Amsterdam banned demonstrations for three days, then extended the ban four more. A bomb threat at a synagogue turned out to be false. Calls to attack mosques circulated online. A local Kristallnacht commemoration was cancelled by anti-Zionist organisers who said they no longer trusted the authorities to keep them safe - a heavy thing to say in this city, on this date, about this event. On 13 November, police were filmed attacking pro-Palestinian protesters in Dam Square; Halsema launched an inquiry into whether the violence followed official orders, then lifted the protest ban the next day, calling it "untenable." Far-right politician Geert Wilders used the riots to push for the closure of Salafist mosques. State Secretary Nora Achahbar resigned, citing cabinet polarisation, and nearly took the four-party coalition with her. Police counted 122 suspects, around ten of them Maccabi fans. Sixteen people have been convicted of offences including public violence and downplaying the Holocaust.

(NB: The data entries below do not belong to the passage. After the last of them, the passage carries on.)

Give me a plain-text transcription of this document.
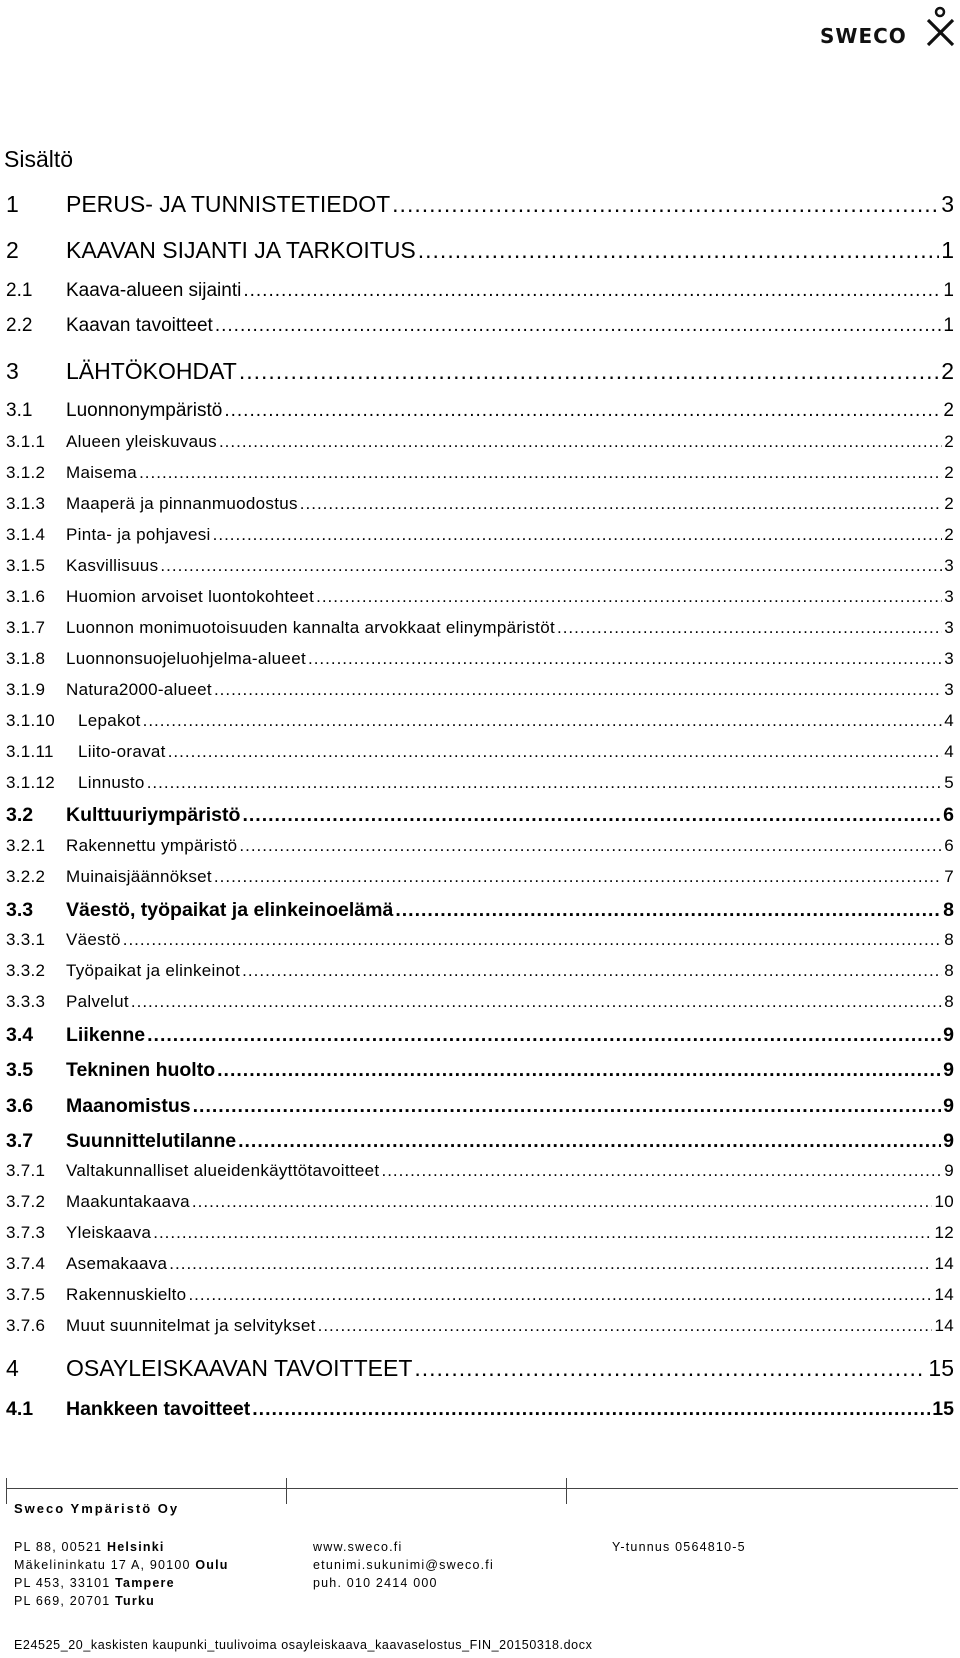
SWECO
Sisältö
1 PERUS- JA TUNNISTETIEDOT .....	3
2 KAAVAN SIJANTI JA TARKOITUS .....	1
2.1 Kaava-alueen sijainti .....	1
2.2 Kaavan tavoitteet .....	1
3 LÄHTÖKOHDAT .....	2
3.1 Luonnonympäristö .....	2
3.1.1 Alueen yleiskuvaus .....	2
3.1.2 Maisema .....	2
3.1.3 Maaperä ja pinnanmuodostus .....	2
3.1.4 Pinta- ja pohjavesi .....	2
3.1.5 Kasvillisuus .....	3
3.1.6 Huomion arvoiset luontokohteet .....	3
3.1.7 Luonnon monimuotoisuuden kannalta arvokkaat elinympäristöt .....	3
3.1.8 Luonnonsuojeluohjelma-alueet .....	3
3.1.9 Natura2000-alueet .....	3
3.1.10 Lepakot .....	4
3.1.11 Liito-oravat .....	4
3.1.12 Linnusto .....	5
3.2 Kulttuuriympäristö .....	6
3.2.1 Rakennettu ympäristö .....	6
3.2.2 Muinaisjäännökset .....	7
3.3 Väestö, työpaikat ja elinkeinoelämä .....	8
3.3.1 Väestö .....	8
3.3.2 Työpaikat ja elinkeinot .....	8
3.3.3 Palvelut .....	8
3.4 Liikenne .....	9
3.5 Tekninen huolto .....	9
3.6 Maanomistus .....	9
3.7 Suunnittelutilanne .....	9
3.7.1 Valtakunnalliset alueidenkäyttötavoitteet .....	9
3.7.2 Maakuntakaava .....	10
3.7.3 Yleiskaava .....	12
3.7.4 Asemakaava .....	14
3.7.5 Rakennuskielto .....	14
3.7.6 Muut suunnitelmat ja selvitykset .....	14
4 OSAYLEISKAAVAN TAVOITTEET .....	15
4.1 Hankkeen tavoitteet .....	15
Sweco Ympäristö Oy
PL 88, 00521 Helsinki
Mäkelininkatu 17 A, 90100 Oulu
PL 453, 33101 Tampere
PL 669, 20701 Turku
www.sweco.fi
etunimi.sukunimi@sweco.fi
puh. 010 2414 000
Y-tunnus 0564810-5
E24525_20_kaskisten kaupunki_tuulivoima osayleiskaava_kaavaselostus_FIN_20150318.docx
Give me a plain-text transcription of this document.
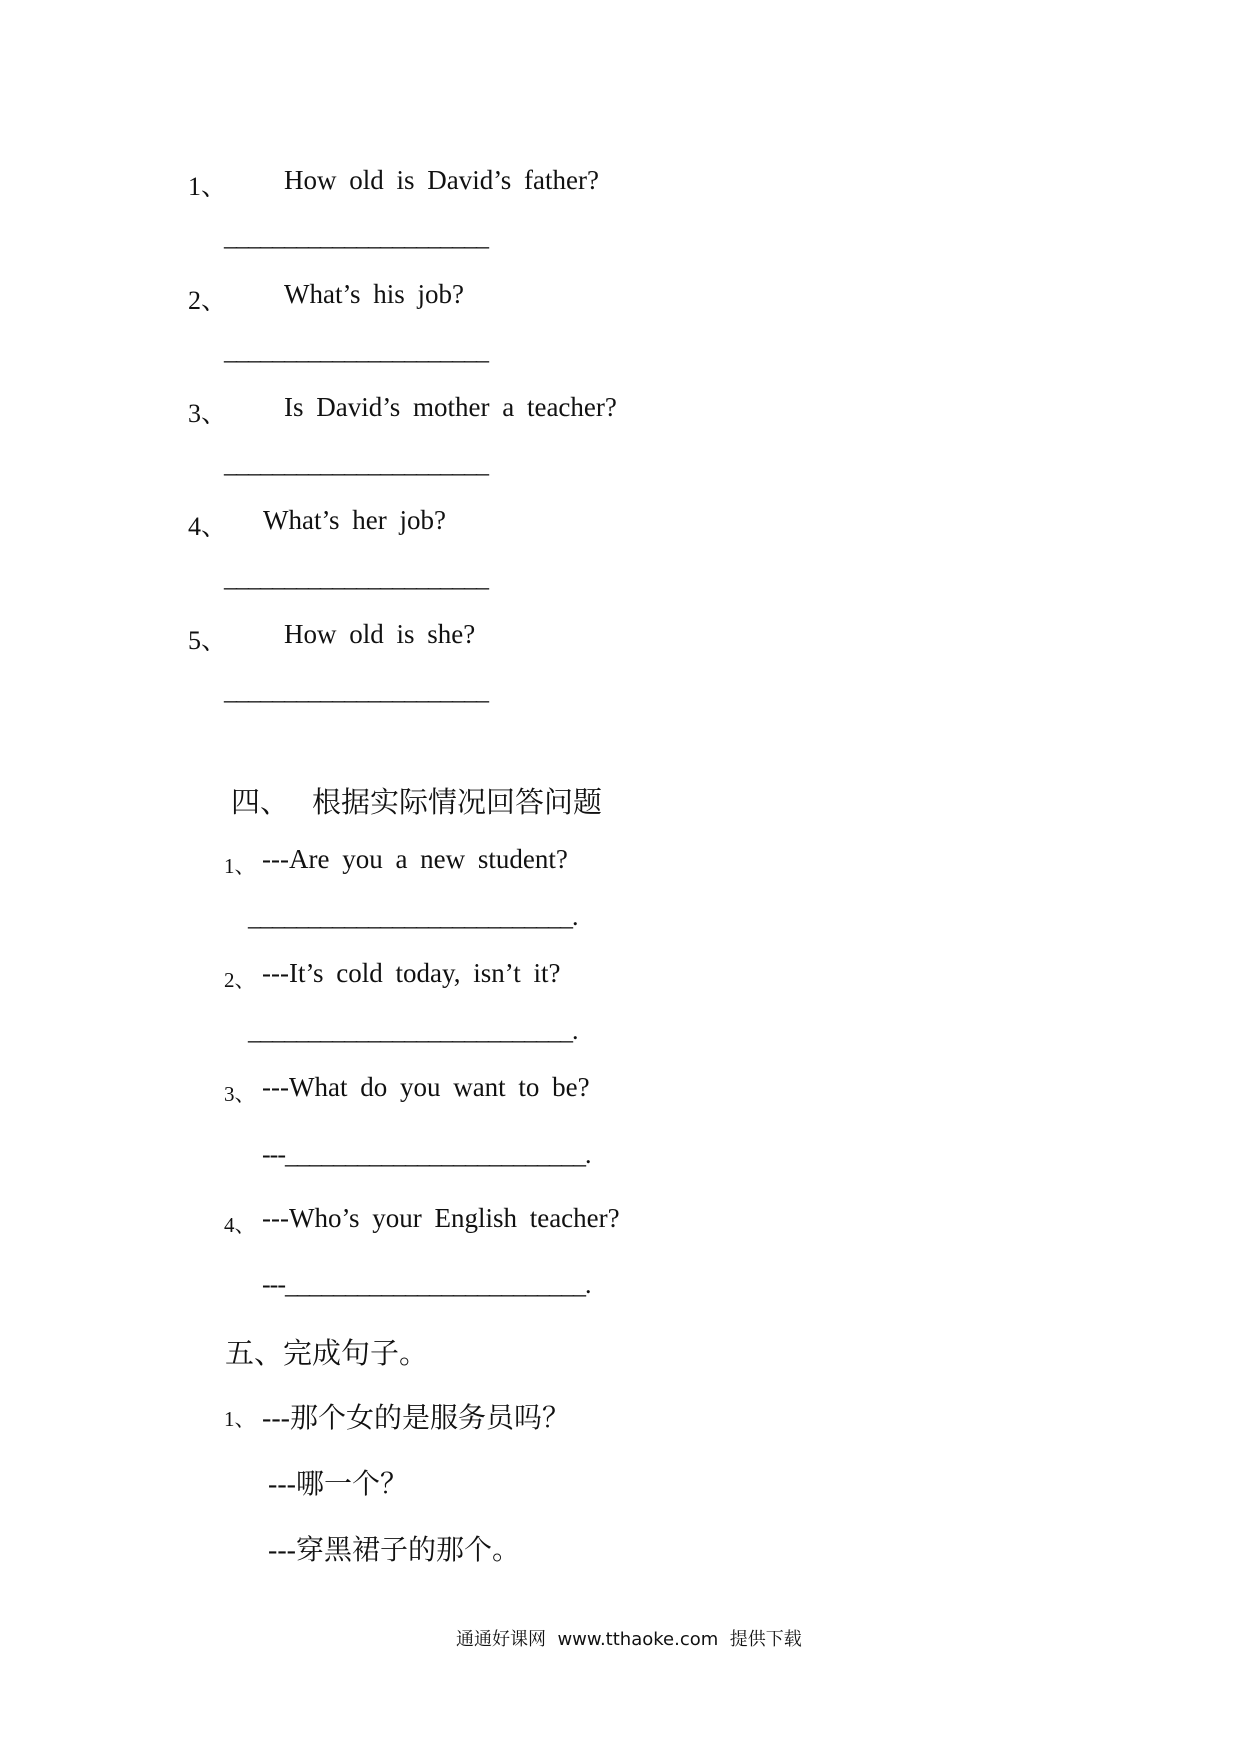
1、 How old is David’s father?
______________________
2、 What’s his job?
______________________
3、 Is David’s mother a teacher?
______________________
4、 What’s her job?
______________________
5、 How old is she?
______________________
四、 根据实际情况回答问题
1、 ---Are you a new student?
___________________________.
2、 ---It’s cold today, isn’t it?
___________________________.
3、 ---What do you want to be?
---_________________________.
4、 ---Who’s your English teacher?
---_________________________.
五、完成句子。
1、 ---那个女的是服务员吗？
---哪一个？
---穿黑裙子的那个。
通通好课网  www.tthaoke.com  提供下载
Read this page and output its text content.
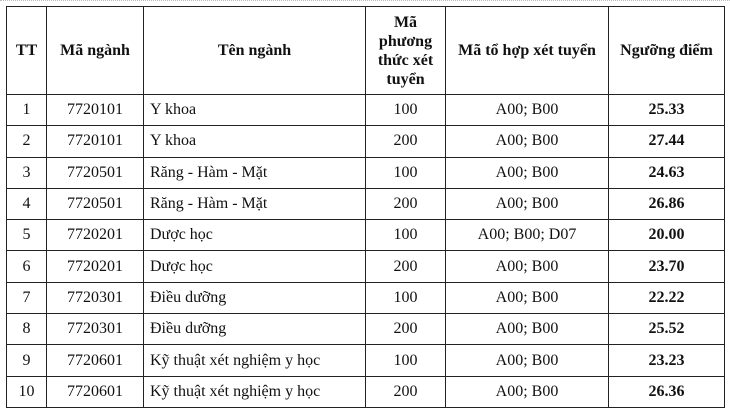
TT	Mã ngành	Tên ngành	Mã phương thức xét tuyển	Mã tổ hợp xét tuyển	Ngưỡng điểm
1	7720101	Y khoa	100	A00; B00	25.33
2	7720101	Y khoa	200	A00; B00	27.44
3	7720501	Răng - Hàm - Mặt	100	A00; B00	24.63
4	7720501	Răng - Hàm - Mặt	200	A00; B00	26.86
5	7720201	Dược học	100	A00; B00; D07	20.00
6	7720201	Dược học	200	A00; B00	23.70
7	7720301	Điều dưỡng	100	A00; B00	22.22
8	7720301	Điều dưỡng	200	A00; B00	25.52
9	7720601	Kỹ thuật xét nghiệm y học	100	A00; B00	23.23
10	7720601	Kỹ thuật xét nghiệm y học	200	A00; B00	26.36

When the Maccabi supporters landed at Ben Gurion, video showed some still chanting the racist slogans they had brought to Amsterdam. A rabbinical student in the city tried to thread a hard needle: "We don't know that the people who got attacked last night were those same people who chanted racist chants. There is real evidence that people went 'Jew hunting.'" Both sentences were true. A Jewish community organiser, Jelle Zijlstra, condemned the antisemitic attacks and the Maccabi hooligans in the same Instagram post. The Palestinian Foreign Ministry condemned the violence and the desecration of its flag. France 24 noted that no European leader had publicly condemned the anti-Arab chants. A month later, when the dust had settled on the diplomacy, Amsterdam still carried what had happened there - not a single story, but two, on streets that pass through each other.
Amsterdam city centre (52.373 N, 4.894 E). Johan Cruyff Arena lies about 6 km southeast at 52.314 N, 4.942 E. Schiphol (EHAM) is 14 km southwest. The Dam, Damrak, and Station Square - the main flashpoints - cluster within the inner canal belt, the most recognisable feature from the air. Best viewed at 2,000 ft on a clear day.